With the most recent feature update, Configuration Sequences, our configuration query needed to model a One-To-Many-To-Many relationship. Executing this DB interaction through the existing SQLAlchemy ORM became too unwieldy, for multiple reasons. Others have written fairly extensively about their distaste for ORMs. Here are the main reasons why we’ve deprecated our ORM code.
Code Maintainability- ORM code can appear elegant when working with simple models. When that model contains multiple join tables and picklists, things get fairly complex. We ended up with over 100 lines of code that were tightly coupled to the database design, single line functions with half a dozen operators, and lack of clarity about how often the DB is queried. Not only did someone need to learn a new technology to be effective, but their success was often hindered by a lack of documentation. Directly dispatching SQL queries in Flask is fairly straightforward.
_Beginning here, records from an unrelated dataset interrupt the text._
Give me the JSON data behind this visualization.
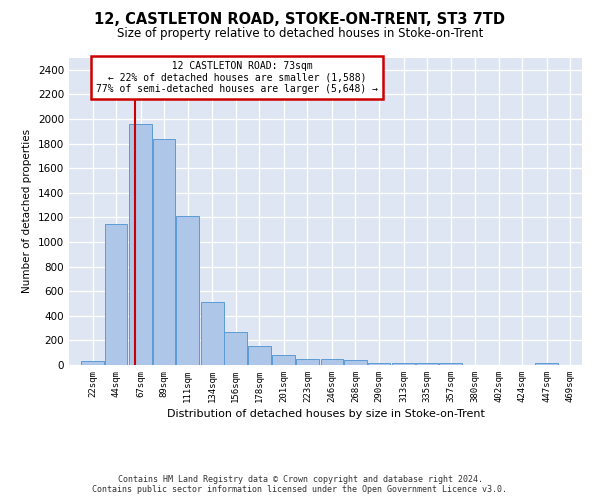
{
  "title": "12, CASTLETON ROAD, STOKE-ON-TRENT, ST3 7TD",
  "subtitle": "Size of property relative to detached houses in Stoke-on-Trent",
  "xlabel": "Distribution of detached houses by size in Stoke-on-Trent",
  "ylabel": "Number of detached properties",
  "footer1": "Contains HM Land Registry data © Crown copyright and database right 2024.",
  "footer2": "Contains public sector information licensed under the Open Government Licence v3.0.",
  "annotation_title": "12 CASTLETON ROAD: 73sqm",
  "annotation_line1": "← 22% of detached houses are smaller (1,588)",
  "annotation_line2": "77% of semi-detached houses are larger (5,648) →",
  "property_sqm": 73,
  "bar_edges": [
    22,
    44,
    67,
    89,
    111,
    134,
    156,
    178,
    201,
    223,
    246,
    268,
    290,
    313,
    335,
    357,
    380,
    402,
    424,
    447,
    469
  ],
  "bar_heights": [
    30,
    1150,
    1960,
    1840,
    1210,
    510,
    265,
    155,
    80,
    50,
    45,
    40,
    20,
    20,
    15,
    20,
    0,
    0,
    0,
    20,
    0
  ],
  "bar_color": "#aec6e8",
  "bar_edge_color": "#5b9bd5",
  "line_color": "#cc0000",
  "box_edge_color": "#cc0000",
  "bg_color": "#dde6f2",
  "grid_color": "#ffffff",
  "ylim": [
    0,
    2500
  ],
  "yticks": [
    0,
    200,
    400,
    600,
    800,
    1000,
    1200,
    1400,
    1600,
    1800,
    2000,
    2200,
    2400
  ],
  "xlim_min": 11,
  "xlim_max": 491
}
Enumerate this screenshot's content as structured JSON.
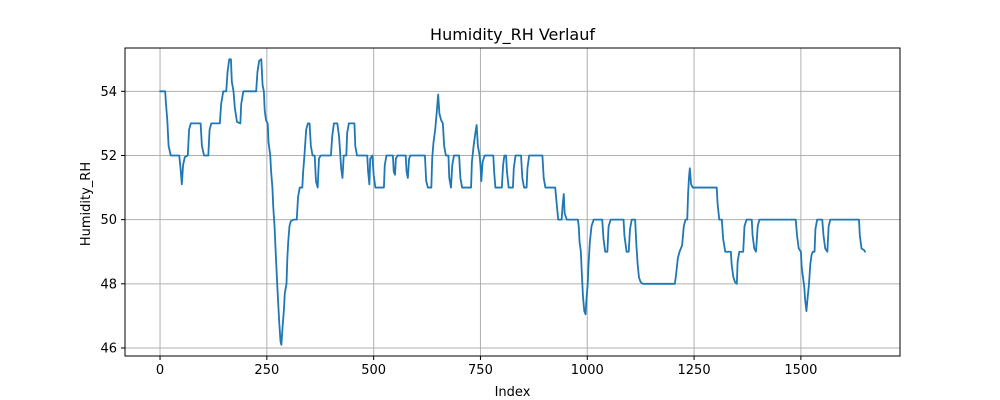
{
  "chart_data": {
    "type": "line",
    "title": "Humidity_RH Verlauf",
    "xlabel": "Index",
    "ylabel": "Humidity_RH",
    "xlim": [
      -82,
      1732
    ],
    "ylim": [
      45.75,
      55.35
    ],
    "xticks": [
      0,
      250,
      500,
      750,
      1000,
      1250,
      1500
    ],
    "yticks": [
      46,
      48,
      50,
      52,
      54
    ],
    "grid": true,
    "series": [
      {
        "color": "#1f77b4",
        "points": [
          [
            0,
            54
          ],
          [
            12,
            54
          ],
          [
            14,
            53.6
          ],
          [
            17,
            53.1
          ],
          [
            20,
            52.3
          ],
          [
            25,
            52
          ],
          [
            45,
            52
          ],
          [
            48,
            51.6
          ],
          [
            51,
            51.1
          ],
          [
            54,
            51.7
          ],
          [
            58,
            51.95
          ],
          [
            65,
            52
          ],
          [
            68,
            52.8
          ],
          [
            72,
            53
          ],
          [
            95,
            53
          ],
          [
            98,
            52.3
          ],
          [
            103,
            52
          ],
          [
            113,
            52
          ],
          [
            116,
            52.8
          ],
          [
            120,
            53
          ],
          [
            140,
            53
          ],
          [
            143,
            53.6
          ],
          [
            148,
            54
          ],
          [
            155,
            54
          ],
          [
            158,
            54.6
          ],
          [
            162,
            55
          ],
          [
            166,
            55
          ],
          [
            168,
            54.3
          ],
          [
            172,
            54
          ],
          [
            175,
            53.5
          ],
          [
            180,
            53.05
          ],
          [
            188,
            53
          ],
          [
            190,
            53.6
          ],
          [
            195,
            54
          ],
          [
            225,
            54
          ],
          [
            228,
            54.6
          ],
          [
            232,
            54.95
          ],
          [
            237,
            55
          ],
          [
            240,
            54.2
          ],
          [
            243,
            54
          ],
          [
            245,
            53.4
          ],
          [
            248,
            53.1
          ],
          [
            252,
            53
          ],
          [
            254,
            52.4
          ],
          [
            258,
            52
          ],
          [
            260,
            51.5
          ],
          [
            263,
            51
          ],
          [
            265,
            50.4
          ],
          [
            268,
            49.8
          ],
          [
            271,
            48.9
          ],
          [
            275,
            47.8
          ],
          [
            279,
            46.8
          ],
          [
            282,
            46.2
          ],
          [
            284,
            46.1
          ],
          [
            286,
            46.5
          ],
          [
            290,
            47.2
          ],
          [
            292,
            47.7
          ],
          [
            296,
            48
          ],
          [
            298,
            48.8
          ],
          [
            300,
            49.3
          ],
          [
            303,
            49.8
          ],
          [
            306,
            49.95
          ],
          [
            312,
            50
          ],
          [
            320,
            50
          ],
          [
            323,
            50.7
          ],
          [
            327,
            51
          ],
          [
            333,
            51
          ],
          [
            335,
            51.5
          ],
          [
            338,
            52
          ],
          [
            342,
            52.8
          ],
          [
            346,
            53
          ],
          [
            350,
            53
          ],
          [
            353,
            52.3
          ],
          [
            357,
            52
          ],
          [
            362,
            52
          ],
          [
            365,
            51.2
          ],
          [
            369,
            51
          ],
          [
            372,
            51.9
          ],
          [
            376,
            52
          ],
          [
            400,
            52
          ],
          [
            403,
            52.6
          ],
          [
            407,
            53
          ],
          [
            415,
            53
          ],
          [
            419,
            52.6
          ],
          [
            422,
            52
          ],
          [
            424,
            51.6
          ],
          [
            427,
            51.3
          ],
          [
            430,
            52
          ],
          [
            436,
            52
          ],
          [
            438,
            52.7
          ],
          [
            442,
            53
          ],
          [
            455,
            53
          ],
          [
            457,
            52.3
          ],
          [
            461,
            52
          ],
          [
            485,
            52
          ],
          [
            487,
            51.5
          ],
          [
            490,
            51.1
          ],
          [
            492,
            51.9
          ],
          [
            497,
            52
          ],
          [
            500,
            51.4
          ],
          [
            504,
            51
          ],
          [
            524,
            51
          ],
          [
            526,
            51.7
          ],
          [
            530,
            52
          ],
          [
            545,
            52
          ],
          [
            547,
            51.5
          ],
          [
            550,
            51.4
          ],
          [
            552,
            51.9
          ],
          [
            556,
            52
          ],
          [
            575,
            52
          ],
          [
            577,
            51.5
          ],
          [
            580,
            51.3
          ],
          [
            583,
            51.9
          ],
          [
            586,
            52
          ],
          [
            620,
            52
          ],
          [
            623,
            51.2
          ],
          [
            627,
            51
          ],
          [
            635,
            51
          ],
          [
            637,
            51.9
          ],
          [
            640,
            52.4
          ],
          [
            644,
            52.8
          ],
          [
            648,
            53.4
          ],
          [
            651,
            53.9
          ],
          [
            654,
            53.3
          ],
          [
            658,
            53.1
          ],
          [
            662,
            53
          ],
          [
            665,
            52.3
          ],
          [
            669,
            52
          ],
          [
            675,
            52
          ],
          [
            677,
            51.3
          ],
          [
            681,
            51
          ],
          [
            684,
            51.7
          ],
          [
            688,
            52
          ],
          [
            700,
            52
          ],
          [
            703,
            51.3
          ],
          [
            707,
            51
          ],
          [
            728,
            51
          ],
          [
            730,
            51.8
          ],
          [
            734,
            52.3
          ],
          [
            738,
            52.7
          ],
          [
            741,
            52.95
          ],
          [
            744,
            52.3
          ],
          [
            748,
            52
          ],
          [
            750,
            51.7
          ],
          [
            752,
            51.2
          ],
          [
            755,
            51.8
          ],
          [
            760,
            52
          ],
          [
            780,
            52
          ],
          [
            782,
            51.5
          ],
          [
            785,
            51
          ],
          [
            800,
            51
          ],
          [
            803,
            51.7
          ],
          [
            806,
            52
          ],
          [
            810,
            52
          ],
          [
            812,
            51.5
          ],
          [
            816,
            51
          ],
          [
            826,
            51
          ],
          [
            828,
            51.6
          ],
          [
            832,
            52
          ],
          [
            845,
            52
          ],
          [
            848,
            51.3
          ],
          [
            852,
            51
          ],
          [
            858,
            51
          ],
          [
            860,
            51.6
          ],
          [
            864,
            52
          ],
          [
            895,
            52
          ],
          [
            898,
            51.3
          ],
          [
            902,
            51
          ],
          [
            925,
            51
          ],
          [
            927,
            50.7
          ],
          [
            932,
            50
          ],
          [
            940,
            50
          ],
          [
            942,
            50.4
          ],
          [
            945,
            50.8
          ],
          [
            947,
            50.2
          ],
          [
            952,
            50
          ],
          [
            978,
            50
          ],
          [
            980,
            49.8
          ],
          [
            982,
            49.3
          ],
          [
            985,
            49
          ],
          [
            987,
            48.4
          ],
          [
            990,
            47.6
          ],
          [
            993,
            47.15
          ],
          [
            996,
            47.05
          ],
          [
            998,
            47.5
          ],
          [
            1001,
            48
          ],
          [
            1003,
            48.6
          ],
          [
            1006,
            49.3
          ],
          [
            1010,
            49.8
          ],
          [
            1015,
            50
          ],
          [
            1035,
            50
          ],
          [
            1038,
            49.4
          ],
          [
            1042,
            49
          ],
          [
            1047,
            49
          ],
          [
            1050,
            49.8
          ],
          [
            1055,
            50
          ],
          [
            1085,
            50
          ],
          [
            1087,
            49.5
          ],
          [
            1092,
            49
          ],
          [
            1097,
            49
          ],
          [
            1100,
            49.7
          ],
          [
            1104,
            50
          ],
          [
            1112,
            50
          ],
          [
            1115,
            49.2
          ],
          [
            1118,
            48.6
          ],
          [
            1121,
            48.2
          ],
          [
            1125,
            48.05
          ],
          [
            1130,
            48
          ],
          [
            1205,
            48
          ],
          [
            1208,
            48.3
          ],
          [
            1212,
            48.8
          ],
          [
            1216,
            49
          ],
          [
            1222,
            49.2
          ],
          [
            1226,
            49.8
          ],
          [
            1230,
            50
          ],
          [
            1234,
            50
          ],
          [
            1236,
            50.8
          ],
          [
            1238,
            51.3
          ],
          [
            1240,
            51.6
          ],
          [
            1243,
            51.1
          ],
          [
            1247,
            51
          ],
          [
            1303,
            51
          ],
          [
            1305,
            50.5
          ],
          [
            1309,
            50
          ],
          [
            1315,
            50
          ],
          [
            1318,
            49.4
          ],
          [
            1323,
            49
          ],
          [
            1336,
            49
          ],
          [
            1338,
            48.6
          ],
          [
            1342,
            48.2
          ],
          [
            1346,
            48.05
          ],
          [
            1350,
            48
          ],
          [
            1352,
            48.7
          ],
          [
            1356,
            49
          ],
          [
            1365,
            49
          ],
          [
            1368,
            49.8
          ],
          [
            1373,
            50
          ],
          [
            1385,
            50
          ],
          [
            1387,
            49.5
          ],
          [
            1391,
            49.1
          ],
          [
            1395,
            49
          ],
          [
            1399,
            49.8
          ],
          [
            1403,
            50
          ],
          [
            1488,
            50
          ],
          [
            1491,
            49.5
          ],
          [
            1495,
            49.1
          ],
          [
            1500,
            49
          ],
          [
            1502,
            48.5
          ],
          [
            1505,
            48.2
          ],
          [
            1508,
            47.9
          ],
          [
            1510,
            47.5
          ],
          [
            1513,
            47.15
          ],
          [
            1516,
            47.6
          ],
          [
            1519,
            48
          ],
          [
            1522,
            48.6
          ],
          [
            1525,
            48.9
          ],
          [
            1528,
            49
          ],
          [
            1532,
            49
          ],
          [
            1534,
            49.7
          ],
          [
            1538,
            50
          ],
          [
            1550,
            50
          ],
          [
            1553,
            49.5
          ],
          [
            1557,
            49.1
          ],
          [
            1562,
            49
          ],
          [
            1565,
            49.8
          ],
          [
            1569,
            50
          ],
          [
            1636,
            50
          ],
          [
            1638,
            49.5
          ],
          [
            1642,
            49.1
          ],
          [
            1648,
            49.05
          ],
          [
            1650,
            49
          ]
        ]
      }
    ]
  }
}
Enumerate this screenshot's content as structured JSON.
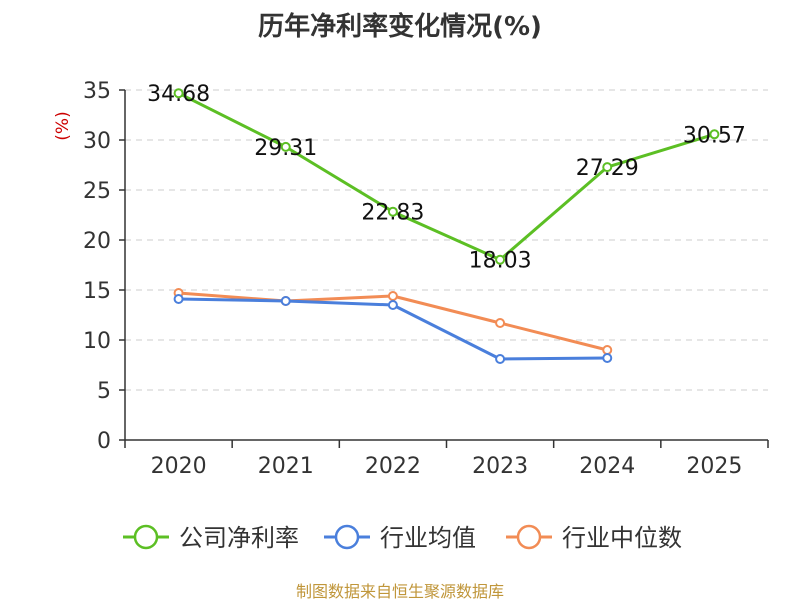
{
  "title": "历年净利率变化情况(%)",
  "footer": "制图数据来自恒生聚源数据库",
  "colors": {
    "company": "#5cbf24",
    "industry_avg": "#4a7fdc",
    "industry_median": "#f28c55",
    "ylabel": "#cc0000",
    "axis": "#333333",
    "grid": "#cccccc"
  },
  "chart_data": {
    "type": "line",
    "title": "历年净利率变化情况(%)",
    "ylabel": "(%)",
    "xlabel": "",
    "categories": [
      "2020",
      "2021",
      "2022",
      "2023",
      "2024",
      "2025"
    ],
    "ylim": [
      0,
      35
    ],
    "yticks": [
      0,
      5,
      10,
      15,
      20,
      25,
      30,
      35
    ],
    "grid": true,
    "legend_position": "bottom",
    "series": [
      {
        "name": "公司净利率",
        "key": "company",
        "values": [
          34.68,
          29.31,
          22.83,
          18.03,
          27.29,
          30.57
        ],
        "labels": [
          "34.68",
          "29.31",
          "22.83",
          "18.03",
          "27.29",
          "30.57"
        ]
      },
      {
        "name": "行业均值",
        "key": "industry_avg",
        "values": [
          14.1,
          13.9,
          13.5,
          8.1,
          8.2,
          null
        ],
        "labels": null
      },
      {
        "name": "行业中位数",
        "key": "industry_median",
        "values": [
          14.7,
          13.9,
          14.4,
          11.7,
          9.0,
          null
        ],
        "labels": null
      }
    ]
  }
}
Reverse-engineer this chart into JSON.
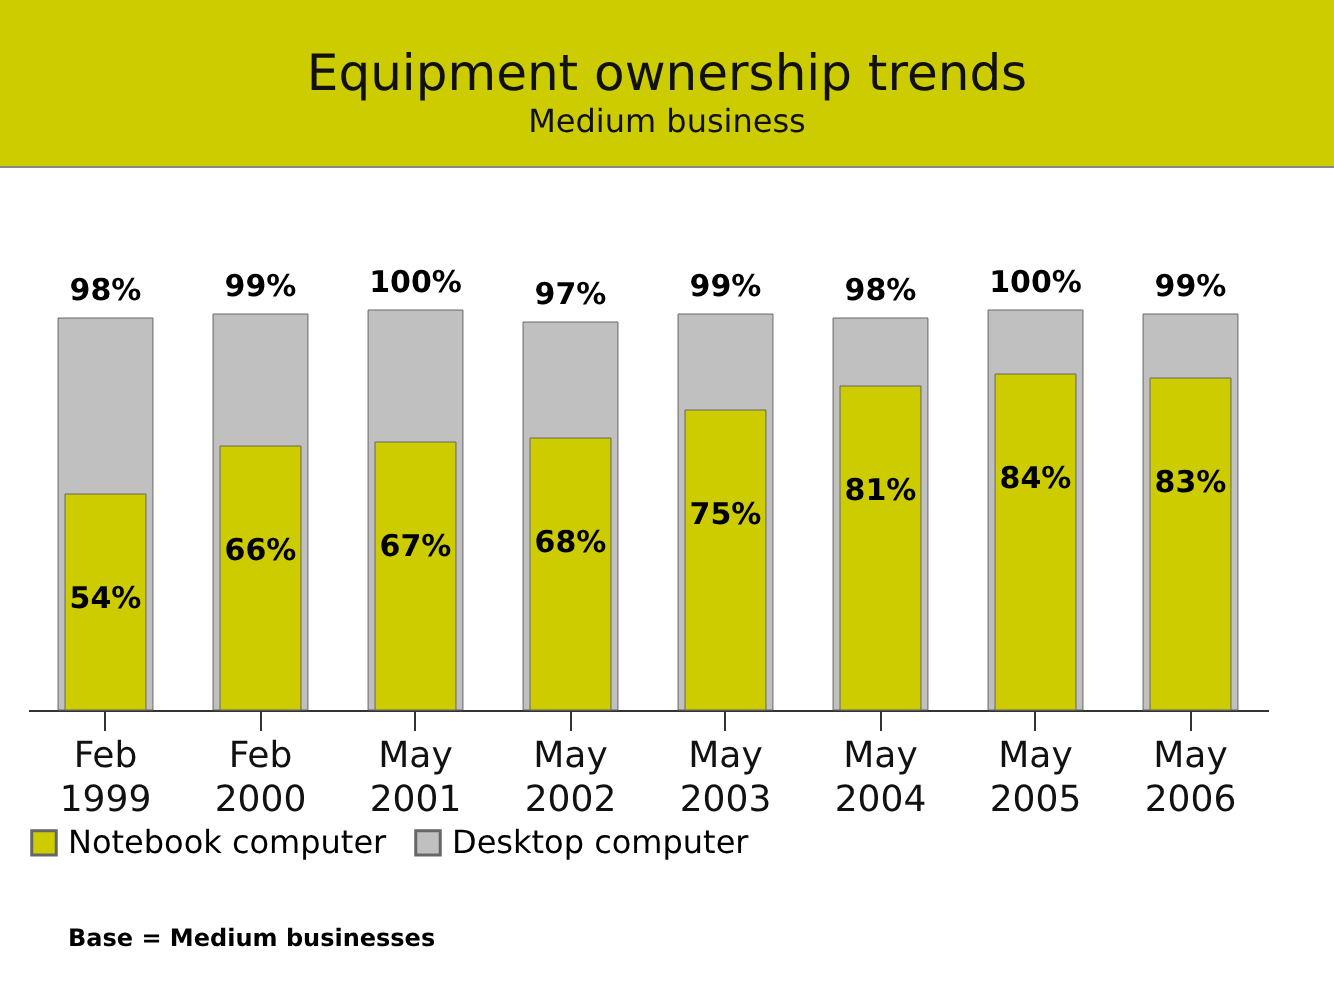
{
  "chart_data": {
    "type": "bar",
    "title": "Equipment ownership trends",
    "subtitle": "Medium business",
    "categories": [
      "Feb 1999",
      "Feb 2000",
      "May 2001",
      "May 2002",
      "May 2003",
      "May 2004",
      "May 2005",
      "May 2006"
    ],
    "series": [
      {
        "name": "Notebook computer",
        "color": "#cccc00",
        "values": [
          54,
          66,
          67,
          68,
          75,
          81,
          84,
          83
        ],
        "value_labels": [
          "54%",
          "66%",
          "67%",
          "68%",
          "75%",
          "81%",
          "84%",
          "83%"
        ]
      },
      {
        "name": "Desktop computer",
        "color": "#c0c0c0",
        "values": [
          98,
          99,
          100,
          97,
          99,
          98,
          100,
          99
        ],
        "value_labels": [
          "98%",
          "99%",
          "100%",
          "97%",
          "99%",
          "98%",
          "100%",
          "99%"
        ]
      }
    ],
    "legend": "bottom",
    "grid": false,
    "annotations": [
      "Base = Medium businesses"
    ]
  }
}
Do less work- It’s much more efficient for an engineer to build a SQL query once, than to have the ORM do that work for us every time a request is made. Additionally, the more complex the query, the more difficult it is to translate into ORM code. By altering this approach, we are enabling the service to scale more smoothly.
Don’t hide the good stuff- Data Literacy is one of our main tenets at Wayfair. If you’re an engineer, you should be able to “speak SQL”. The idea behind an ORM is to hide the SQL code, but it doesn’t- it just makes it more unintelligible. The most important parts of the query are abstracted away and hidden behind a foreign syntax. This is very bad- especially when you realize that your vital WITH (NOLOCK) hint doesn’t actually work. It’s very difficult to optimize a SQL query you can’t see, so why not just put it directly in your code?
In general, the service is now more pleasant to work with, and gives our engineers an increased sense of confidence when pushing code. This is due not only to the legibility of the code, but also the increased testability. Just another way we’re trying to shake the anti-patterns from our codebase.